Set in the editor's famous red-on-red Park Avenue apartment, Full Gallop unveils a catty, chatty Vreeland who dishes famous friends and offers wry observations such as "I'm a great believer in vulgarity. We all need a splash of bad taste. No taste is what I'm against." While tastes differ, Wilson believes that style -- typified in both Vreeland's work and her approach to life -- has universal appeal, a fact that compensates for some theatergoers' unfamiliarity with the fashion doyenne. "We did this show in San Diego," she notes from a seat in the Westside Theatre an hour before a recent performance, "where they're not as sophisticated as in New York, and they got it. I've had people ask 'What the hell is this play?' but I've never had an audience remain blank until the end.
"We didn't want to do a historical document, because she didn't save the nation or make the first flag," Wilson continues. "We wanted to use her as a sort of model for a character. Our first obligation was to make a play. She really was good friends with Cole Porter, Jackie Onassis, Andy Warhol, Elsa Maxwell, and the Duchess of Windsor. It was heartbreaking to us the stuff we couldn't put in, because after a while it would just become storytelling and it must always have a flow."

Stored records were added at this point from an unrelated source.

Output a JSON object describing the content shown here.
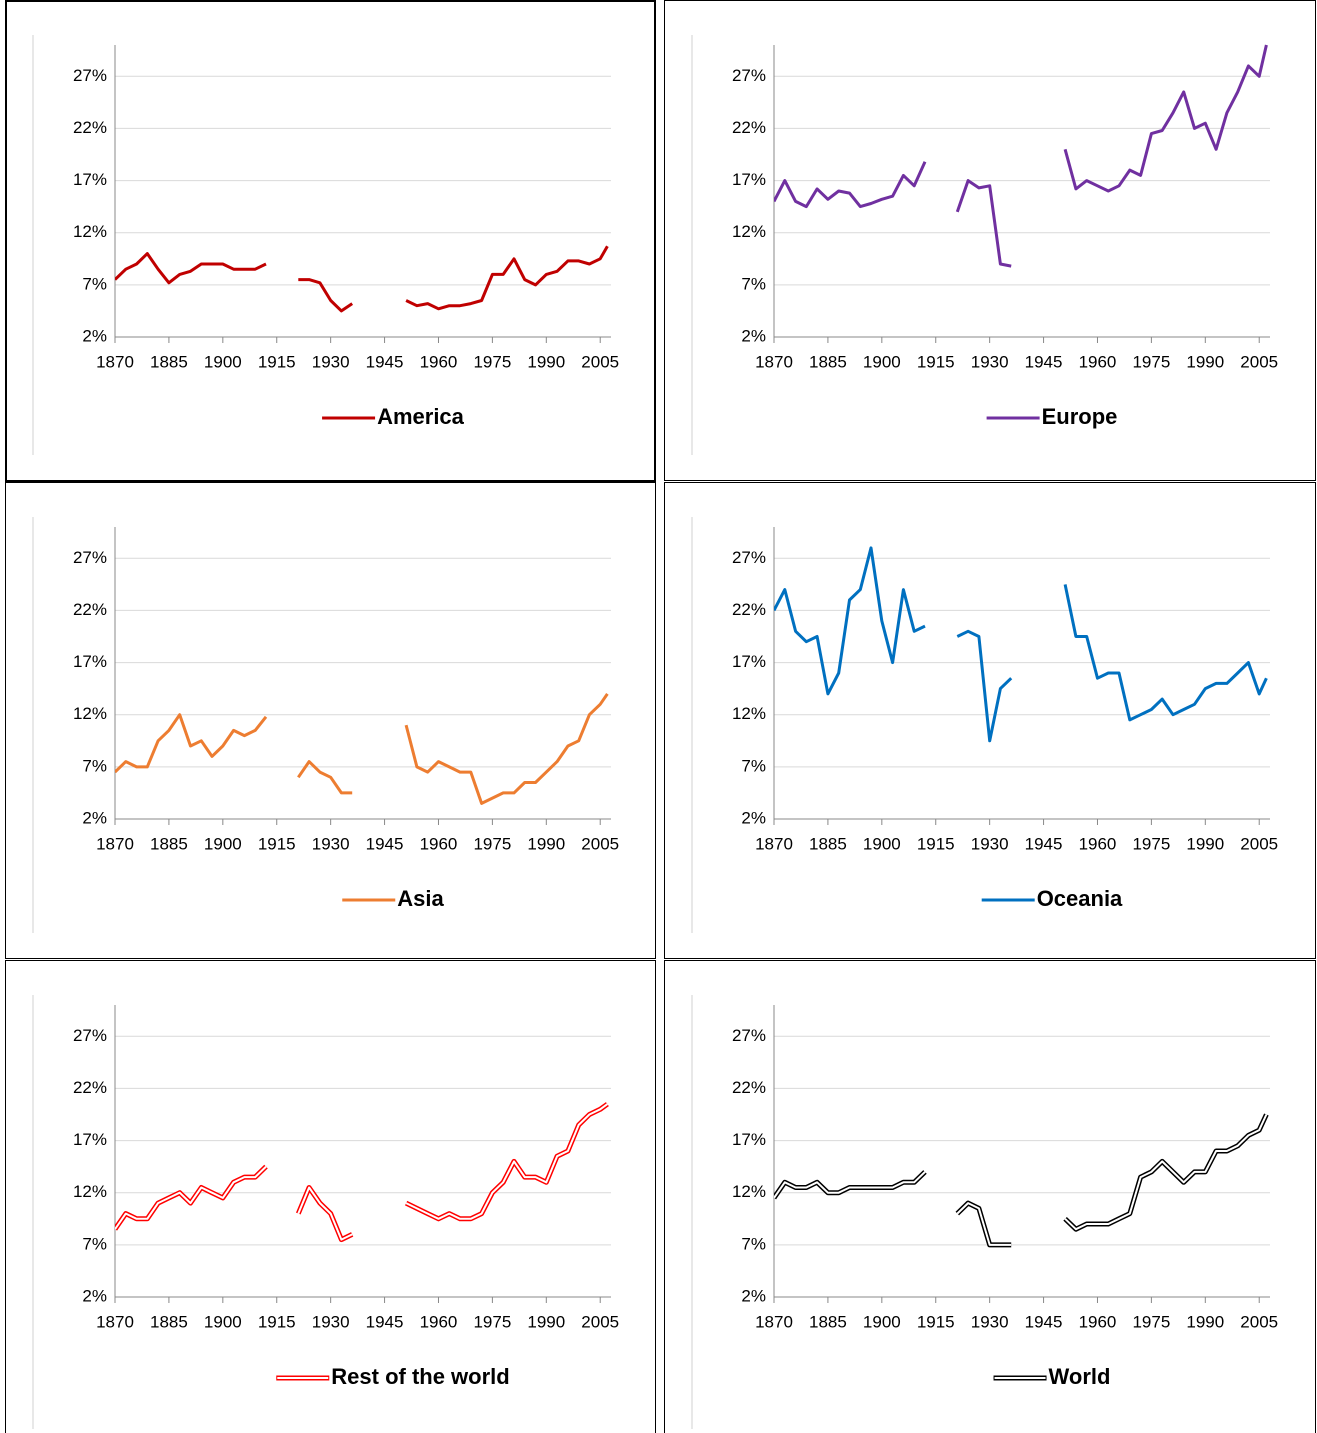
{
  "chart_data": [
    {
      "type": "line",
      "line_style": "single",
      "legend": "bottom",
      "grid": true,
      "x": [
        1870,
        1873,
        1876,
        1879,
        1882,
        1885,
        1888,
        1891,
        1894,
        1897,
        1900,
        1903,
        1906,
        1909,
        1912,
        1915,
        1918,
        1921,
        1924,
        1927,
        1930,
        1933,
        1936,
        1939,
        1942,
        1945,
        1948,
        1951,
        1954,
        1957,
        1960,
        1963,
        1966,
        1969,
        1972,
        1975,
        1978,
        1981,
        1984,
        1987,
        1990,
        1993,
        1996,
        1999,
        2002,
        2005,
        2007
      ],
      "xlim": [
        1870,
        2008
      ],
      "xticks": [
        1870,
        1885,
        1900,
        1915,
        1930,
        1945,
        1960,
        1975,
        1990,
        2005
      ],
      "ylim": [
        2,
        30
      ],
      "yticks": [
        {
          "value": 2,
          "label": "2%"
        },
        {
          "value": 7,
          "label": "7%"
        },
        {
          "value": 12,
          "label": "12%"
        },
        {
          "value": 17,
          "label": "17%"
        },
        {
          "value": 22,
          "label": "22%"
        },
        {
          "value": 27,
          "label": "27%"
        }
      ],
      "series": [
        {
          "name": "America",
          "color": "#C00000",
          "values": [
            7.5,
            8.5,
            9,
            10,
            8.5,
            7.2,
            8,
            8.3,
            9,
            9,
            9,
            8.5,
            8.5,
            8.5,
            9,
            null,
            null,
            7.5,
            7.5,
            7.2,
            5.5,
            4.5,
            5.2,
            null,
            null,
            null,
            null,
            5.5,
            5,
            5.2,
            4.7,
            5,
            5,
            5.2,
            5.5,
            8,
            8,
            9.5,
            7.5,
            7,
            8,
            8.3,
            9.3,
            9.3,
            9,
            9.5,
            10.7
          ]
        }
      ]
    },
    {
      "type": "line",
      "line_style": "single",
      "legend": "bottom",
      "grid": true,
      "x": [
        1870,
        1873,
        1876,
        1879,
        1882,
        1885,
        1888,
        1891,
        1894,
        1897,
        1900,
        1903,
        1906,
        1909,
        1912,
        1915,
        1918,
        1921,
        1924,
        1927,
        1930,
        1933,
        1936,
        1939,
        1942,
        1945,
        1948,
        1951,
        1954,
        1957,
        1960,
        1963,
        1966,
        1969,
        1972,
        1975,
        1978,
        1981,
        1984,
        1987,
        1990,
        1993,
        1996,
        1999,
        2002,
        2005,
        2007
      ],
      "xlim": [
        1870,
        2008
      ],
      "xticks": [
        1870,
        1885,
        1900,
        1915,
        1930,
        1945,
        1960,
        1975,
        1990,
        2005
      ],
      "ylim": [
        2,
        30
      ],
      "yticks": [
        {
          "value": 2,
          "label": "2%"
        },
        {
          "value": 7,
          "label": "7%"
        },
        {
          "value": 12,
          "label": "12%"
        },
        {
          "value": 17,
          "label": "17%"
        },
        {
          "value": 22,
          "label": "22%"
        },
        {
          "value": 27,
          "label": "27%"
        }
      ],
      "series": [
        {
          "name": "Europe",
          "color": "#7030A0",
          "values": [
            15,
            17,
            15,
            14.5,
            16.2,
            15.2,
            16,
            15.8,
            14.5,
            14.8,
            15.2,
            15.5,
            17.5,
            16.5,
            18.8,
            null,
            null,
            14,
            17,
            16.3,
            16.5,
            9,
            8.8,
            null,
            null,
            null,
            null,
            20,
            16.2,
            17,
            16.5,
            16,
            16.5,
            18,
            17.5,
            21.5,
            21.8,
            23.5,
            25.5,
            22,
            22.5,
            20,
            23.5,
            25.5,
            28,
            27,
            30
          ]
        }
      ]
    },
    {
      "type": "line",
      "line_style": "single",
      "legend": "bottom",
      "grid": true,
      "x": [
        1870,
        1873,
        1876,
        1879,
        1882,
        1885,
        1888,
        1891,
        1894,
        1897,
        1900,
        1903,
        1906,
        1909,
        1912,
        1915,
        1918,
        1921,
        1924,
        1927,
        1930,
        1933,
        1936,
        1939,
        1942,
        1945,
        1948,
        1951,
        1954,
        1957,
        1960,
        1963,
        1966,
        1969,
        1972,
        1975,
        1978,
        1981,
        1984,
        1987,
        1990,
        1993,
        1996,
        1999,
        2002,
        2005,
        2007
      ],
      "xlim": [
        1870,
        2008
      ],
      "xticks": [
        1870,
        1885,
        1900,
        1915,
        1930,
        1945,
        1960,
        1975,
        1990,
        2005
      ],
      "ylim": [
        2,
        30
      ],
      "yticks": [
        {
          "value": 2,
          "label": "2%"
        },
        {
          "value": 7,
          "label": "7%"
        },
        {
          "value": 12,
          "label": "12%"
        },
        {
          "value": 17,
          "label": "17%"
        },
        {
          "value": 22,
          "label": "22%"
        },
        {
          "value": 27,
          "label": "27%"
        }
      ],
      "series": [
        {
          "name": "Asia",
          "color": "#ED7D31",
          "values": [
            6.5,
            7.5,
            7,
            7,
            9.5,
            10.5,
            12,
            9,
            9.5,
            8,
            9,
            10.5,
            10,
            10.5,
            11.8,
            null,
            null,
            6,
            7.5,
            6.5,
            6,
            4.5,
            4.5,
            null,
            null,
            null,
            null,
            11,
            7,
            6.5,
            7.5,
            7,
            6.5,
            6.5,
            3.5,
            4,
            4.5,
            4.5,
            5.5,
            5.5,
            6.5,
            7.5,
            9,
            9.5,
            12,
            13,
            14
          ]
        }
      ]
    },
    {
      "type": "line",
      "line_style": "single",
      "legend": "bottom",
      "grid": true,
      "x": [
        1870,
        1873,
        1876,
        1879,
        1882,
        1885,
        1888,
        1891,
        1894,
        1897,
        1900,
        1903,
        1906,
        1909,
        1912,
        1915,
        1918,
        1921,
        1924,
        1927,
        1930,
        1933,
        1936,
        1939,
        1942,
        1945,
        1948,
        1951,
        1954,
        1957,
        1960,
        1963,
        1966,
        1969,
        1972,
        1975,
        1978,
        1981,
        1984,
        1987,
        1990,
        1993,
        1996,
        1999,
        2002,
        2005,
        2007
      ],
      "xlim": [
        1870,
        2008
      ],
      "xticks": [
        1870,
        1885,
        1900,
        1915,
        1930,
        1945,
        1960,
        1975,
        1990,
        2005
      ],
      "ylim": [
        2,
        30
      ],
      "yticks": [
        {
          "value": 2,
          "label": "2%"
        },
        {
          "value": 7,
          "label": "7%"
        },
        {
          "value": 12,
          "label": "12%"
        },
        {
          "value": 17,
          "label": "17%"
        },
        {
          "value": 22,
          "label": "22%"
        },
        {
          "value": 27,
          "label": "27%"
        }
      ],
      "series": [
        {
          "name": "Oceania",
          "color": "#0070C0",
          "values": [
            22,
            24,
            20,
            19,
            19.5,
            14,
            16,
            23,
            24,
            28,
            21,
            17,
            24,
            20,
            20.5,
            null,
            null,
            19.5,
            20,
            19.5,
            9.5,
            14.5,
            15.5,
            null,
            null,
            null,
            null,
            24.5,
            19.5,
            19.5,
            15.5,
            16,
            16,
            11.5,
            12,
            12.5,
            13.5,
            12,
            12.5,
            13,
            14.5,
            15,
            15,
            16,
            17,
            14,
            15.5
          ]
        }
      ]
    },
    {
      "type": "line",
      "line_style": "double",
      "legend": "bottom",
      "grid": true,
      "x": [
        1870,
        1873,
        1876,
        1879,
        1882,
        1885,
        1888,
        1891,
        1894,
        1897,
        1900,
        1903,
        1906,
        1909,
        1912,
        1915,
        1918,
        1921,
        1924,
        1927,
        1930,
        1933,
        1936,
        1939,
        1942,
        1945,
        1948,
        1951,
        1954,
        1957,
        1960,
        1963,
        1966,
        1969,
        1972,
        1975,
        1978,
        1981,
        1984,
        1987,
        1990,
        1993,
        1996,
        1999,
        2002,
        2005,
        2007
      ],
      "xlim": [
        1870,
        2008
      ],
      "xticks": [
        1870,
        1885,
        1900,
        1915,
        1930,
        1945,
        1960,
        1975,
        1990,
        2005
      ],
      "ylim": [
        2,
        30
      ],
      "yticks": [
        {
          "value": 2,
          "label": "2%"
        },
        {
          "value": 7,
          "label": "7%"
        },
        {
          "value": 12,
          "label": "12%"
        },
        {
          "value": 17,
          "label": "17%"
        },
        {
          "value": 22,
          "label": "22%"
        },
        {
          "value": 27,
          "label": "27%"
        }
      ],
      "series": [
        {
          "name": "Rest of the world",
          "color": "#FF0000",
          "values": [
            8.5,
            10,
            9.5,
            9.5,
            11,
            11.5,
            12,
            11,
            12.5,
            12,
            11.5,
            13,
            13.5,
            13.5,
            14.5,
            null,
            null,
            10,
            12.5,
            11,
            10,
            7.5,
            8,
            null,
            null,
            null,
            null,
            11,
            10.5,
            10,
            9.5,
            10,
            9.5,
            9.5,
            10,
            12,
            13,
            15,
            13.5,
            13.5,
            13,
            15.5,
            16,
            18.5,
            19.5,
            20,
            20.5
          ]
        }
      ]
    },
    {
      "type": "line",
      "line_style": "double",
      "legend": "bottom",
      "grid": true,
      "x": [
        1870,
        1873,
        1876,
        1879,
        1882,
        1885,
        1888,
        1891,
        1894,
        1897,
        1900,
        1903,
        1906,
        1909,
        1912,
        1915,
        1918,
        1921,
        1924,
        1927,
        1930,
        1933,
        1936,
        1939,
        1942,
        1945,
        1948,
        1951,
        1954,
        1957,
        1960,
        1963,
        1966,
        1969,
        1972,
        1975,
        1978,
        1981,
        1984,
        1987,
        1990,
        1993,
        1996,
        1999,
        2002,
        2005,
        2007
      ],
      "xlim": [
        1870,
        2008
      ],
      "xticks": [
        1870,
        1885,
        1900,
        1915,
        1930,
        1945,
        1960,
        1975,
        1990,
        2005
      ],
      "ylim": [
        2,
        30
      ],
      "yticks": [
        {
          "value": 2,
          "label": "2%"
        },
        {
          "value": 7,
          "label": "7%"
        },
        {
          "value": 12,
          "label": "12%"
        },
        {
          "value": 17,
          "label": "17%"
        },
        {
          "value": 22,
          "label": "22%"
        },
        {
          "value": 27,
          "label": "27%"
        }
      ],
      "series": [
        {
          "name": "World",
          "color": "#000000",
          "values": [
            11.5,
            13,
            12.5,
            12.5,
            13,
            12,
            12,
            12.5,
            12.5,
            12.5,
            12.5,
            12.5,
            13,
            13,
            14,
            null,
            null,
            10,
            11,
            10.5,
            7,
            7,
            7,
            null,
            null,
            null,
            null,
            9.5,
            8.5,
            9,
            9,
            9,
            9.5,
            10,
            13.5,
            14,
            15,
            14,
            13,
            14,
            14,
            16,
            16,
            16.5,
            17.5,
            18,
            19.5
          ]
        }
      ]
    }
  ]
}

Much of the production's dramatic pulse comes from the chummy rapport Wilson shares with the audience. "I don't pretend to be alone, and I talk to them," the actress explains. "To me, they are guests who arrived early. I've talked to the audience when a phone has gone off, or if someone sneezes, I'll say, 'Bless you.' I mean, you have to. There was one famous night where I was pausing and we heard, 'This is getting boring.' It was very distinct, and the whole audience went ooooh," Wilson says with a great intake of breath. "I sat there for a minute and then said, 'Well, you can always leave.' And later I thought, Oh, why didn't I say, 'Why didn't you go see Cats?'"

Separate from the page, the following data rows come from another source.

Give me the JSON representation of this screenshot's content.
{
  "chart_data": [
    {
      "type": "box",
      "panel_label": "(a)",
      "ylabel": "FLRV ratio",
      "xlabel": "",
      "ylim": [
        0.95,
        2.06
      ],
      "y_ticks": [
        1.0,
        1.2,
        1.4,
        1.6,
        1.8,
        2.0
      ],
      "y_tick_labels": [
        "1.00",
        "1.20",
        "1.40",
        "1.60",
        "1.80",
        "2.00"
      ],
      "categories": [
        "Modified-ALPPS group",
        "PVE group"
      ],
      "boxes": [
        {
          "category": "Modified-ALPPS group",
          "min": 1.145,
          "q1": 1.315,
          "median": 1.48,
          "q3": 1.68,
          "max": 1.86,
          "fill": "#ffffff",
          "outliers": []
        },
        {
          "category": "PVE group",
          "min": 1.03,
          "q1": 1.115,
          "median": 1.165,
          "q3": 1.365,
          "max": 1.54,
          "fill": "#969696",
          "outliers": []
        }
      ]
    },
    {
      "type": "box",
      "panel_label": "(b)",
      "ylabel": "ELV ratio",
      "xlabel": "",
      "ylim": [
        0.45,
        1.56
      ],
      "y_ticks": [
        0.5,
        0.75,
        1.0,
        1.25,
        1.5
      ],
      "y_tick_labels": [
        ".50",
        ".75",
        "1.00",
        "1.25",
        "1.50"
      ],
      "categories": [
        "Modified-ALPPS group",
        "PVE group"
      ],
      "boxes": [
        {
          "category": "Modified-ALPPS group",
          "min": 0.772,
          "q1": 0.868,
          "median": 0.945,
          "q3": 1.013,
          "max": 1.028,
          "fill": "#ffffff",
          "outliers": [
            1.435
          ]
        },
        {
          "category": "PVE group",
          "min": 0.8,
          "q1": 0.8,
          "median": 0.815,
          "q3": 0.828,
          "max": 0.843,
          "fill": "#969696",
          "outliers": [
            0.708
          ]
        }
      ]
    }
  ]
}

A snappy comeback to be sure, but I shudder to think what the real Vreeland would have made of Tap Dogs, in which six guys from Down Under tap-dance in work boots while strutting their stuff in shorts, ripped jeans, and T-shirts -- and in some instances no shirts. During the course of the plot-free performance, the tappers construct a set of tin, steel, and aluminum on which they pound out their technopop routines. After causing a sensation in Australia, Tap Dogs went on to win the Olivier Award in London for best choreography and an Obie in New York for unique theatrical experience.
Tap Dog Ben Read, who has been with the show since its premiere at Australia's Sydney Theatre Festival in 1995 right through to its current incarnation at off-Broadway's Union Square Theater, took a break from rehearsing with members of two different North American touring companies to talk about his upcoming return to Miami. Ten years ago Read won the Fred Astaire Performing Arts Association Championship here. "I was twelve and I went for a dance competition," he recalls in his Australian lilt. "I think it was the year Astaire died. I thought maybe I was going to get to meet him, but it didn't turn out to be."
Back home in the steel town of Newcastle, located just north of Sydney, Read continued his tap lessons and eventually hooked up with Dein Perry, the creative force behind Tap Dogs. "I knew his brother. We all kind of knew each other," Read explains. "When I was talking to Dein before it all started, [we thought] it wasn't something that was going to last. We figured we had the money to do the Sydney Festival and then maybe we'd tour. It would last maybe sixteen to eighteen weeks. Lookit, basically we're six blokes in jeans tap-dancing on metal, making a lot of noise."